X-Robots-Tag HTTP header is an invaluable tool to prevent certain pages from indexing and serving, but it is crucial to understand the interworking of such directives and how they relate to one another.

For instance, what happens if both the X-Robots-Tag and a meta robots tag are located when crawler bots discover a URL?

In this case, if that URL is blocked from robots.txt, then certain indexing and serving directives behind those tags cannot be identified or followed.

Furthermore, in order for directives to be followed, the specific URLs containing them must be allowed access with regards to crawling them.

Check For An X-Robots-Tag

Checking for an X-Robots-Tag on a site can be accomplished through various methods.

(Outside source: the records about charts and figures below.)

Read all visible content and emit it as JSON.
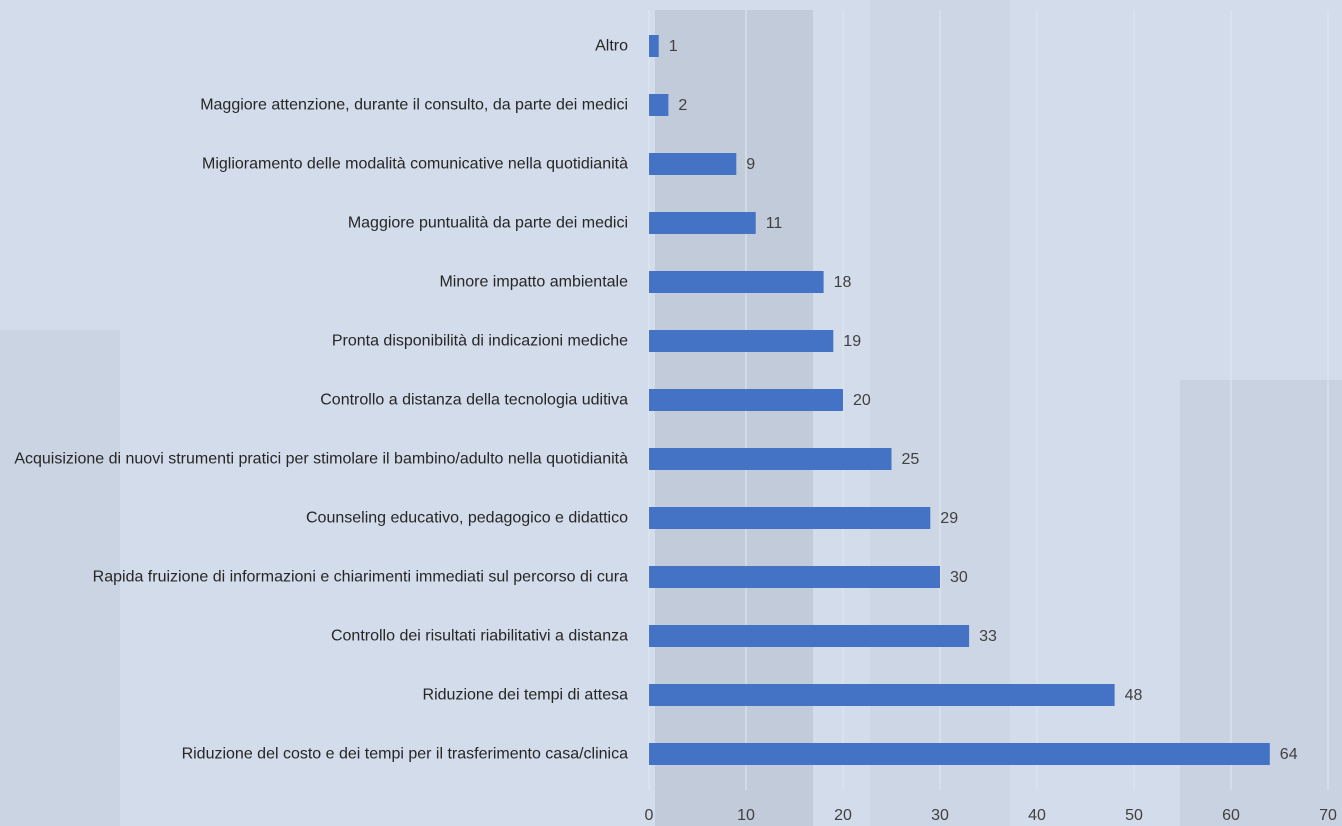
{
  "chart_data": {
    "type": "bar",
    "orientation": "horizontal",
    "categories": [
      "Altro",
      "Maggiore attenzione, durante il consulto, da parte dei medici",
      "Miglioramento delle modalità comunicative nella quotidianità",
      "Maggiore puntualità da parte dei medici",
      "Minore impatto ambientale",
      "Pronta disponibilità di indicazioni mediche",
      "Controllo a distanza della tecnologia uditiva",
      "Acquisizione di nuovi strumenti pratici per stimolare il bambino/adulto nella quotidianità",
      "Counseling educativo, pedagogico e didattico",
      "Rapida fruizione di informazioni e chiarimenti immediati sul percorso di cura",
      "Controllo dei risultati riabilitativi a distanza",
      "Riduzione dei tempi di attesa",
      "Riduzione del costo e dei tempi per il trasferimento casa/clinica"
    ],
    "values": [
      1,
      2,
      9,
      11,
      18,
      19,
      20,
      25,
      29,
      30,
      33,
      48,
      64
    ],
    "color": "#4472c4",
    "xlim": [
      0,
      70
    ],
    "xticks": [
      0,
      10,
      20,
      30,
      40,
      50,
      60,
      70
    ],
    "grid": true
  }
}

A browser extension is a quick and convenient way to tell X-Robots-Tag information about the URL.

The Web Developer plugin can be utilized to determine if an X-Robots-Tag is being implemented.

The View Response Headers feature allows you to overview each of the HTTP headers being employed.

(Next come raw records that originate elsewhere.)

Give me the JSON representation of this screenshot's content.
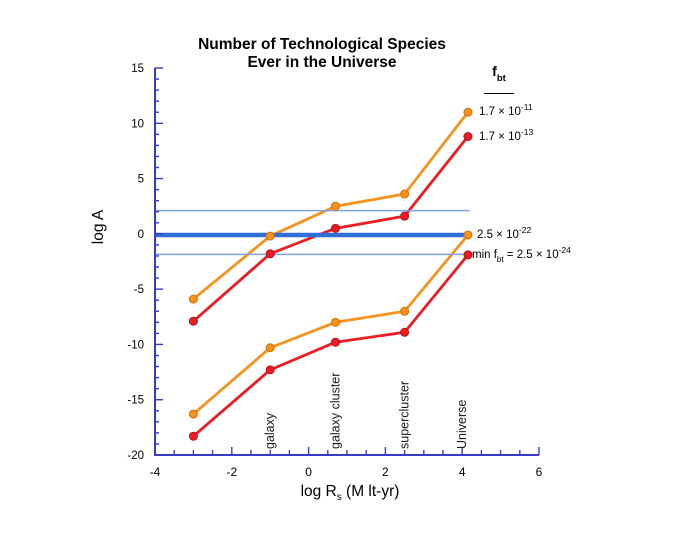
{
  "page": {
    "background": "#ffffff"
  },
  "chart_data": {
    "type": "line",
    "title_line1": "Number of Technological Species",
    "title_line2": "Ever in the Universe",
    "ylabel": "log A",
    "xlabel_pre": "log R",
    "xlabel_sub": "s",
    "xlabel_post": " (M lt-yr)",
    "xlim": [
      -4,
      6
    ],
    "ylim": [
      -20,
      15
    ],
    "x_major_ticks": [
      -4,
      -2,
      0,
      2,
      4,
      6
    ],
    "x_minor_step": 0.5,
    "y_major_ticks": [
      15,
      10,
      5,
      0,
      -5,
      -10,
      -15,
      -20
    ],
    "y_minor_step": 1,
    "axis_color": "#3a3ac8",
    "grid": false,
    "x": [
      -3,
      -1,
      0.7,
      2.5,
      4.15
    ],
    "series": [
      {
        "name": "f_bt = 1.7e-11",
        "color": "#f6921e",
        "edge": "#d96f00",
        "values": [
          -5.9,
          -0.2,
          2.5,
          3.6,
          11.0
        ]
      },
      {
        "name": "f_bt = 1.7e-13",
        "color": "#ec1c24",
        "edge": "#b5121a",
        "values": [
          -7.9,
          -1.8,
          0.5,
          1.6,
          8.8
        ]
      },
      {
        "name": "f_bt = 2.5e-22",
        "color": "#f6921e",
        "edge": "#d96f00",
        "values": [
          -16.3,
          -10.3,
          -8.0,
          -7.0,
          -0.1
        ]
      },
      {
        "name": "min f_bt = 2.5e-24",
        "color": "#ec1c24",
        "edge": "#b5121a",
        "values": [
          -18.3,
          -12.3,
          -9.8,
          -8.9,
          -1.9
        ]
      }
    ],
    "hlines": [
      {
        "y": 2.1,
        "color": "#7fa0dc",
        "width": 1.5,
        "x_start": -4,
        "x_end": 4.2
      },
      {
        "y": -0.1,
        "color": "#2f6fd6",
        "width": 4.5,
        "x_start": -4,
        "x_end": 4.15
      },
      {
        "y": -1.85,
        "color": "#7fa0dc",
        "width": 1.5,
        "x_start": -4,
        "x_end": 4.1
      }
    ],
    "category_labels": [
      {
        "label": "galaxy",
        "x": -1
      },
      {
        "label": "galaxy cluster",
        "x": 0.7
      },
      {
        "label": "supercluster",
        "x": 2.5
      },
      {
        "label": "Universe",
        "x": 4.0
      }
    ]
  },
  "legend": {
    "header": {
      "base": "f",
      "sub": "bt"
    },
    "entries": [
      {
        "base": "1.7 × 10",
        "exp": "-11"
      },
      {
        "base": "1.7 × 10",
        "exp": "-13"
      },
      {
        "base": "2.5 × 10",
        "exp": "-22"
      },
      {
        "pre": "min f",
        "sub": "bt",
        "mid": " = 2.5 × 10",
        "exp": "-24"
      }
    ]
  }
}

Screaming Frog is another useful method for scaling and identifying issues on websites with a million pages.

After running the site through Screaming Frog, the “X-Robots-Tag” column can be navigated to in order to view which sections of the site are implementing the tag, as well as the specific directives.

Making use of X-Robots-Tags On Your Site

Understanding and controlling how search engines interact with your website is an essential part of search engine optimization that can be accomplished effectively by using the X-Robots-Tag.

image1 1

Despite its powerfulness, there are certain precautions one must take while utilizing this tool to ensure it’s used correctly.

It requires a keen eye and wise decision making to make sure you don’t accidentally deindex your entire site.

If you do your due diligence though, it can be a useful addition to any SEO’s toolkit.

FAQs

To block certain file types, you should add the X-Robots-Tag to a .htaccess file or an Apache configuration. In an Apache server configuration, the X-Robots-Tag can be added to the site’s HTTP responses via the .htaccess file.

These X-Robots-Tag offer you greater control over how certain files (types) are indexed by the search engine bots.

Meta Robots tags allow you to have control over the indexing behavior at the page level. However, the X-Robots tag can be added as a part of the HTTP header. This allows you to control the indexing of a page and its specific elements.

Meta Robots tags enable you to bar specific search engines from displaying certain pages on a website in SERPs, while X-Robots-tags let you control how specified file types get indexed.